Handball RHEINPFALZ Plus Artikel Mundenheim scheitert am jungen TuS-Keeper

Mundenheims Yannick Treiber (links) kommt nicht an Dandenbergs Torwart Michel Fiedler vornei.
Mundenheims Yannick Treiber (links) kommt nicht an Dandenbergs Torwart Michel Fiedler vornei.

Die VTV Mundenheim haben das heiß umkämpfte Drittliga-Derby bei TuS Dansenberg mit 24:29 (13:16) verloren. Dabei wuchs TuS-Torwart Michel Fiedler vor voll besetzten Rängen über sich hinaus und hielt den Sieg fest.

Darauf, dass Fiedler in der Schlussphase zum Matchwinner avancieren sollte, deutete zunächst wenig hin. Der 19-jährige Keeper hatte bis zu seiner Auswechslung beim Stand von 13:13 (22.) gerade mal drei Paraden vorzuweisen – am Ende waren es 14. Alleine in den letzten zehn Minuten wehrte der Neuzugang aus der Kaderschmiede des SC Magdeburg neun von zehn Würfen ab. Auch dank seiner Paraden wurde die Dansenberger Sporthalle ab Mitte der zweiten Halbzeit zum Hexenkessel.

Die Gäste aus Mundenheim waren ab da völlig von der Rolle und erzielten ab der 45. Minute nur noch zwei Tore. Fiedler hielt überragend und ebnete seiner Mannschaft den Weg zum fünften Saisonsieg. „Die Abstimmung mit der Abwehr hat in den ersten 20 Minuten nicht gestimmt.
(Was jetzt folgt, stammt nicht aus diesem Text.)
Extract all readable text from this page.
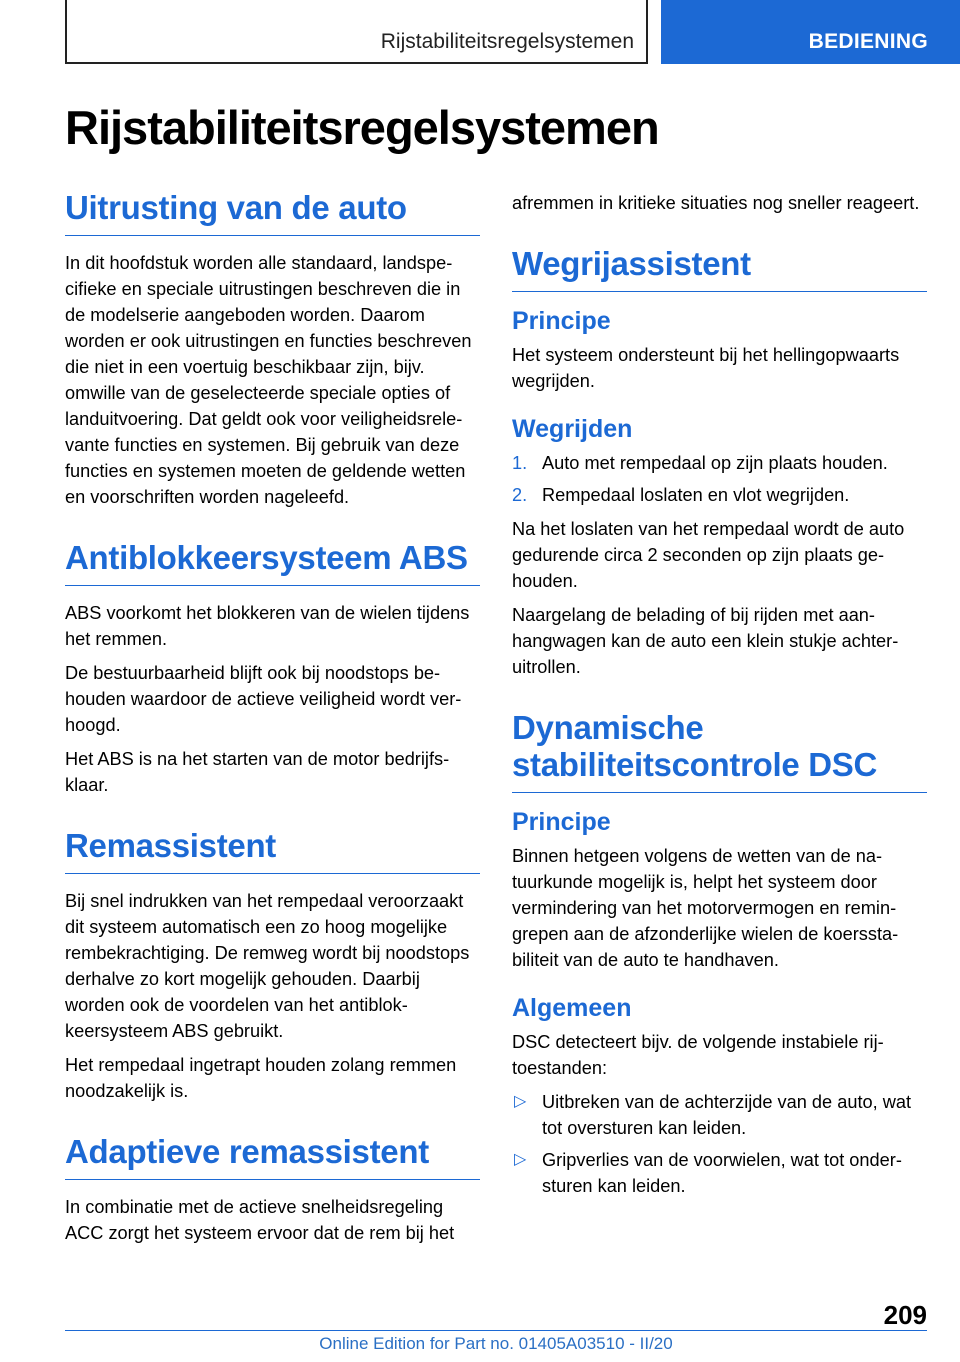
Rijstabiliteitsregelsystemen	BEDIENING
Rijstabiliteitsregelsystemen
Uitrusting van de auto

In dit hoofdstuk worden alle standaard, landspecifieke en speciale uitrustingen beschreven die in de modelserie aangeboden worden. Daarom worden er ook uitrustingen en functies beschreven die niet in een voertuig beschikbaar zijn, bijv. omwille van de geselecteerde speciale opties of landuitvoering. Dat geldt ook voor veiligheidsrelevante functies en systemen. Bij gebruik van deze functies en systemen moeten de geldende wetten en voorschriften worden nageleefd.

Antiblokkeersysteem ABS

ABS voorkomt het blokkeren van de wielen tijdens het remmen.

De bestuurbaarheid blijft ook bij noodstops behouden waardoor de actieve veiligheid wordt verhoogd.

Het ABS is na het starten van de motor bedrijfsklaar.

Remassistent

Bij snel indrukken van het rempedaal veroorzaakt dit systeem automatisch een zo hoog mogelijke rembekrachtiging. De remweg wordt bij noodstops derhalve zo kort mogelijk gehouden. Daarbij worden ook de voordelen van het antiblokkeersysteem ABS gebruikt.

Het rempedaal ingetrapt houden zolang remmen noodzakelijk is.

Adaptieve remassistent

In combinatie met de actieve snelheidsregeling ACC zorgt het systeem ervoor dat de rem bij het

afremmen in kritieke situaties nog sneller reageert.

Wegrijassistent
Principe

Het systeem ondersteunt bij het hellingopwaarts wegrijden.

Wegrijden
1. Auto met rempedaal op zijn plaats houden.
2. Rempedaal loslaten en vlot wegrijden.

Na het loslaten van het rempedaal wordt de auto gedurende circa 2 seconden op zijn plaats gehouden.

Naargelang de belading of bij rijden met aanhangwagen kan de auto een klein stukje achteruitrollen.

Dynamische stabiliteitscontrole DSC
Principe

Binnen hetgeen volgens de wetten van de natuurkunde mogelijk is, helpt het systeem door vermindering van het motorvermogen en remingrepen aan de afzonderlijke wielen de koersstabiliteit van de auto te handhaven.

Algemeen

DSC detecteert bijv. de volgende instabiele rijtoestanden:

▷ Uitbreken van de achterzijde van de auto, wat tot oversturen kan leiden.
▷ Gripverlies van de voorwielen, wat tot ondersturen kan leiden.
209
Online Edition for Part no. 01405A03510 - II/20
Ab einem gewissen Grad bist du dann so im Tunnel, wie du dir das als Torhüter wünschst. Und genau das ist dann in der zweiten Halbzeit passiert“, sagte Fiedler, der bereits gegen Ende der Partie mit Sprechchören als „bester Mann“ gefeiert wurde.

Die Zuschauer bekamen von Anfang an ein kampfbetontes Spiel zu sehen, in dem die Hausherren nur ein einziges Mal hinten lagen: Aaron Schleidweiler hatte in Unterzahl zum 0:1 (2.) getroffen. Dass die VTV mit einem Mann weniger auf der Platte kurz darauf zwei weitere Tore erzielten (3:3/7.), sprach nicht für das Defensivverhalten der Schwarz-Weißen, die zuweilen die letzte Konsequenz vermissen ließen. „Mit der Abwehrleistung können wir heute nicht zufrieden sein. Am Ende war es dann Michel Fiedler, der uns den Sieg gesichert hat“, stellte TuS-Coach Frank Müller klar.
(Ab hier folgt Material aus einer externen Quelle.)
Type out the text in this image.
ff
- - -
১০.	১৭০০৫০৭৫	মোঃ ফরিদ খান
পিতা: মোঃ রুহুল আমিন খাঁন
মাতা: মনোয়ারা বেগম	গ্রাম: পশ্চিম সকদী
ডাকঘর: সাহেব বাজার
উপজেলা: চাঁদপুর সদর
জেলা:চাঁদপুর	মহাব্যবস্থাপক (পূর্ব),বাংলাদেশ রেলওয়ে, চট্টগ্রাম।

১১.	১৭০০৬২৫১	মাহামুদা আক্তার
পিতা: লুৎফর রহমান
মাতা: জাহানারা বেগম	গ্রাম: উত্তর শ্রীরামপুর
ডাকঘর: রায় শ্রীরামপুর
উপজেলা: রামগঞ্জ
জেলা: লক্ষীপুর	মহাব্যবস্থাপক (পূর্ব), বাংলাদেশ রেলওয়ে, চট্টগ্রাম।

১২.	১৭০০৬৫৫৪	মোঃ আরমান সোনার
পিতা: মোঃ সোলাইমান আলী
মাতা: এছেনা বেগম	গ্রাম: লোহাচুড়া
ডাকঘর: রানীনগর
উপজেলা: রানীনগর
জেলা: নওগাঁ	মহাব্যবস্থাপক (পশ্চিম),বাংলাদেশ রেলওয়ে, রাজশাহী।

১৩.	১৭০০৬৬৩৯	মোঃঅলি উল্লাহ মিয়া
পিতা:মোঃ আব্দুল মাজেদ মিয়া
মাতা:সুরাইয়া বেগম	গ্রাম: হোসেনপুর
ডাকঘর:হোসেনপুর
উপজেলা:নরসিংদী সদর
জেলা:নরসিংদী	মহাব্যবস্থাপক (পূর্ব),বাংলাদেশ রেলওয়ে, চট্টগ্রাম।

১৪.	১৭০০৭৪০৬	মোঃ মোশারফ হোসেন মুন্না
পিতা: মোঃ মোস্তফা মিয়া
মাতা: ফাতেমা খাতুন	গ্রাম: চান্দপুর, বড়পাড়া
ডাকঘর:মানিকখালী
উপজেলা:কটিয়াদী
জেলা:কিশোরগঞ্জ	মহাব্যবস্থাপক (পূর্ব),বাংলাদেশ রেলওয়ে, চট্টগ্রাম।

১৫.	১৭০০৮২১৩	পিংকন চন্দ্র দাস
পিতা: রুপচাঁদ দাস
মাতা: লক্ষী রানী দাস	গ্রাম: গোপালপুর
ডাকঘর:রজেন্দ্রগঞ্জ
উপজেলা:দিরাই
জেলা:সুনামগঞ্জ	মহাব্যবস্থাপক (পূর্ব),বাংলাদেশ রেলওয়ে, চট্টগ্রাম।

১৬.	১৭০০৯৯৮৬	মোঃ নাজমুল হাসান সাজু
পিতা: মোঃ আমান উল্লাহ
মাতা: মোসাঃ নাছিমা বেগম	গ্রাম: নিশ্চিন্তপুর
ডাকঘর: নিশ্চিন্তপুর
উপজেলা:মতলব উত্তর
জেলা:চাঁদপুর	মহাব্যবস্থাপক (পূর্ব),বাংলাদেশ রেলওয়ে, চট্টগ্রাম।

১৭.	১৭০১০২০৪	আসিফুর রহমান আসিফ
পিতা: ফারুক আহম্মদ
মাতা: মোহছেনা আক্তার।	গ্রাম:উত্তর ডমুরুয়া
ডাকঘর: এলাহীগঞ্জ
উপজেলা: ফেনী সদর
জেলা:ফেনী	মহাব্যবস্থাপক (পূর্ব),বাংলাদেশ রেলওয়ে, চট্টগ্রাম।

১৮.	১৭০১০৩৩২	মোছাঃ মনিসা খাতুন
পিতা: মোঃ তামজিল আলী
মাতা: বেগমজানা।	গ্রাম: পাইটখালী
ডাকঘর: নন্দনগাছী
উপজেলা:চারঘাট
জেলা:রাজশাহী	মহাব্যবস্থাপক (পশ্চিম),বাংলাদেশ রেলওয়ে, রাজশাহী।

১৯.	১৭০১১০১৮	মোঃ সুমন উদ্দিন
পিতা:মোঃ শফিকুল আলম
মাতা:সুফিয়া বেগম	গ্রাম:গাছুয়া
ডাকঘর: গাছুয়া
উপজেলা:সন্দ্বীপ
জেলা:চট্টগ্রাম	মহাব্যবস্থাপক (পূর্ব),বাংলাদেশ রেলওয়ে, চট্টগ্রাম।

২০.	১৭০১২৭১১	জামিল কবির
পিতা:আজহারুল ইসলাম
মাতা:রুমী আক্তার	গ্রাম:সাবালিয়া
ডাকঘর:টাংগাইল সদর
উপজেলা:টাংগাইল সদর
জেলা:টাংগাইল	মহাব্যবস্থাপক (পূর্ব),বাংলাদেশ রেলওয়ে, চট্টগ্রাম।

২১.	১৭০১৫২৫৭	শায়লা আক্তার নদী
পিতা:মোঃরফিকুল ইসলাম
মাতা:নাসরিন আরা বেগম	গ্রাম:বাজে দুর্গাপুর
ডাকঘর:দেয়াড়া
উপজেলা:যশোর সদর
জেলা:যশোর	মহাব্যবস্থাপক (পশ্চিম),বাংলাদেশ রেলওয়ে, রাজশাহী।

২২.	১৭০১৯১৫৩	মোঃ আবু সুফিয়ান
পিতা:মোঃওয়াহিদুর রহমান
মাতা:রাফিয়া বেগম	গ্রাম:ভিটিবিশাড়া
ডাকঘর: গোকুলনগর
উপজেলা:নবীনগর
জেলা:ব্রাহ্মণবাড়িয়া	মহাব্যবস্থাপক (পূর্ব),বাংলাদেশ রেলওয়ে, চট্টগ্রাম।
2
„Wer am Ende fünf Tore mehr wirft als der Gegner, hat es auch verdient zu gewinnen. Es waren alle Chancen da, hier heute etwas mitzunehmen, aber wir haben sie nicht genutzt“, bedauerte VTV-Co-Trainer Andre Rebholz. Zwei Alleinunterhalter waren aus Sicht der Gäste zu wenig, um etwas Zählbares mitzunehmen, denn außer Simon Schleidweiler (9 Tore) und Aaron Schleidweiler (6) war beim Aufsteiger kein Spieler in Torlaune.